To craft this particular piece of art, Collins drew inspiration from and combined the Black Canyon, Grand Canyon, and Zion Canyon into a single confluence, noting that it was each of those destinations, above all, that inspired his love of the outdoors.
“It didn’t take long for me to fall in love with the desert Southwest, with its soaring walls and abstract rivers scribbled through the landscape,” Collins says in a short film—titled Like A River—released to coincide with the product unveiling. “I’ve climbed their walls, swam their waters, and immersed myself into them as just another brush stroke on the landscape.”
As part of the campaign, Osprey and Rumpl are donating $10,000 to boost conservation efforts by American Rivers, an organization supported by more than 300,000 members and volunteers that first embarked on its water protection and restoration efforts back in 1973.
“When we started this collaboration, we knew we wanted more out of it than some beautiful gear,” Osprey announced on its website. “We are proud to support a national organization dedicated to the protection and restoration of our wild rivers and waterways.”

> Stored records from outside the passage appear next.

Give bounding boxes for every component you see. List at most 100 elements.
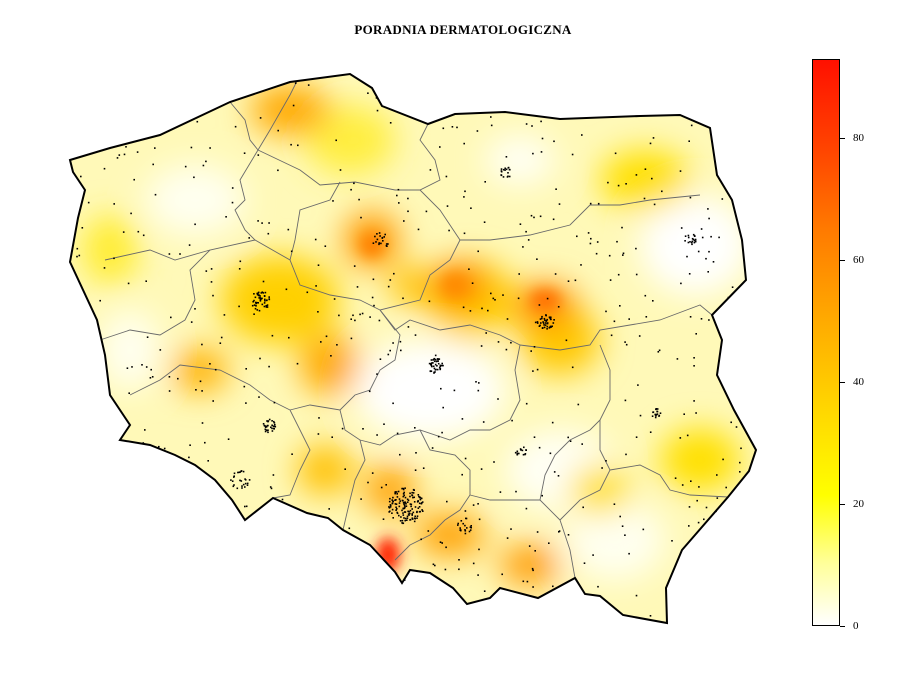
clinic-point bbox=[433, 367, 436, 370]
clinic-point bbox=[406, 501, 409, 503]
clinic-point bbox=[257, 220, 259, 222]
clinic-point bbox=[657, 351, 660, 353]
clinic-point bbox=[438, 366, 441, 369]
clinic-point bbox=[409, 519, 411, 521]
clinic-point bbox=[545, 322, 547, 324]
clinic-point bbox=[705, 506, 708, 509]
clinic-point bbox=[686, 255, 688, 258]
clinic-point bbox=[551, 421, 554, 424]
clinic-point bbox=[464, 457, 467, 460]
clinic-point bbox=[445, 546, 447, 549]
clinic-point bbox=[484, 181, 486, 183]
clinic-point bbox=[625, 343, 628, 346]
clinic-point bbox=[400, 516, 402, 518]
clinic-point bbox=[402, 488, 405, 491]
clinic-point bbox=[439, 365, 442, 368]
clinic-point bbox=[522, 246, 524, 248]
clinic-point bbox=[417, 494, 420, 496]
clinic-point bbox=[506, 318, 509, 320]
clinic-point bbox=[375, 241, 377, 243]
clinic-point bbox=[399, 500, 401, 502]
tick-line bbox=[840, 138, 845, 139]
clinic-point bbox=[168, 390, 171, 392]
clinic-point bbox=[676, 358, 679, 360]
clinic-point bbox=[271, 427, 273, 430]
clinic-point bbox=[239, 260, 242, 263]
clinic-point bbox=[658, 349, 661, 352]
clinic-point bbox=[409, 492, 411, 495]
clinic-point bbox=[481, 307, 483, 310]
clinic-point bbox=[684, 235, 687, 237]
clinic-point bbox=[689, 316, 692, 318]
clinic-point bbox=[413, 520, 416, 523]
clinic-point bbox=[635, 247, 637, 250]
clinic-point bbox=[499, 491, 502, 493]
clinic-point bbox=[103, 167, 106, 170]
clinic-point bbox=[546, 297, 549, 300]
clinic-point bbox=[448, 229, 450, 232]
clinic-point bbox=[99, 299, 101, 302]
clinic-point bbox=[690, 241, 693, 244]
clinic-point bbox=[245, 505, 248, 508]
clinic-point bbox=[392, 500, 394, 503]
clinic-point bbox=[123, 153, 126, 156]
clinic-point bbox=[510, 528, 512, 530]
clinic-point bbox=[625, 453, 627, 456]
clinic-point bbox=[353, 182, 355, 185]
clinic-point bbox=[445, 175, 448, 178]
clinic-point bbox=[331, 436, 333, 438]
clinic-point bbox=[428, 362, 431, 365]
clinic-point bbox=[389, 279, 392, 281]
clinic-point bbox=[549, 326, 551, 329]
clinic-point bbox=[262, 280, 265, 283]
clinic-point bbox=[271, 424, 273, 427]
clinic-point bbox=[722, 458, 724, 461]
clinic-point bbox=[324, 245, 327, 247]
clinic-point bbox=[233, 476, 235, 478]
clinic-point bbox=[639, 414, 642, 417]
clinic-point bbox=[464, 532, 467, 535]
clinic-point bbox=[687, 241, 690, 244]
clinic-point bbox=[690, 480, 692, 482]
clinic-point bbox=[438, 358, 441, 360]
clinic-point bbox=[125, 146, 127, 148]
clinic-point bbox=[401, 509, 403, 512]
clinic-point bbox=[360, 498, 362, 500]
clinic-point bbox=[595, 252, 598, 255]
clinic-point bbox=[266, 306, 269, 308]
clinic-point bbox=[430, 362, 432, 365]
clinic-point bbox=[271, 430, 274, 432]
clinic-point bbox=[392, 496, 394, 499]
clinic-point bbox=[417, 500, 419, 502]
clinic-point bbox=[708, 250, 710, 253]
clinic-point bbox=[617, 273, 620, 276]
clinic-point bbox=[194, 223, 196, 226]
clinic-point bbox=[184, 165, 187, 168]
clinic-point bbox=[545, 320, 547, 322]
clinic-point bbox=[150, 368, 152, 371]
clinic-point bbox=[582, 506, 584, 509]
clinic-point bbox=[285, 288, 288, 291]
clinic-point bbox=[716, 474, 718, 476]
clinic-point bbox=[464, 190, 466, 193]
clinic-point bbox=[671, 540, 673, 542]
clinic-point bbox=[396, 496, 399, 498]
clinic-point bbox=[655, 415, 657, 417]
clinic-point bbox=[442, 127, 445, 130]
clinic-point bbox=[695, 412, 697, 414]
clinic-point bbox=[464, 510, 467, 512]
clinic-point bbox=[483, 221, 486, 223]
clinic-point bbox=[188, 244, 191, 246]
clinic-point bbox=[378, 232, 381, 234]
clinic-point bbox=[261, 222, 263, 224]
clinic-point bbox=[507, 172, 509, 174]
clinic-point bbox=[242, 483, 245, 486]
clinic-point bbox=[259, 295, 261, 297]
clinic-point bbox=[731, 286, 734, 288]
clinic-point bbox=[567, 534, 570, 536]
clinic-point bbox=[404, 506, 406, 508]
clinic-point bbox=[379, 235, 381, 237]
clinic-point bbox=[688, 140, 690, 142]
clinic-point bbox=[551, 325, 553, 328]
clinic-point bbox=[392, 342, 394, 344]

Approximately two-thirds of U.S. citizens source their drinking water from rivers, but with the ongoing effects of drought, pollution, damming, and draining, preserving these bodies of water that are so paramount to economies and individual livelihoods is now more important than ever.
“Human beings can survive without a lot of things—safe, clean water isn’t one of them,” the American Rivers page says. “We invite local leaders, neighborhoods, and cities big and small to dream with us—and lead on river conservation and water management solutions that work for both people and nature.”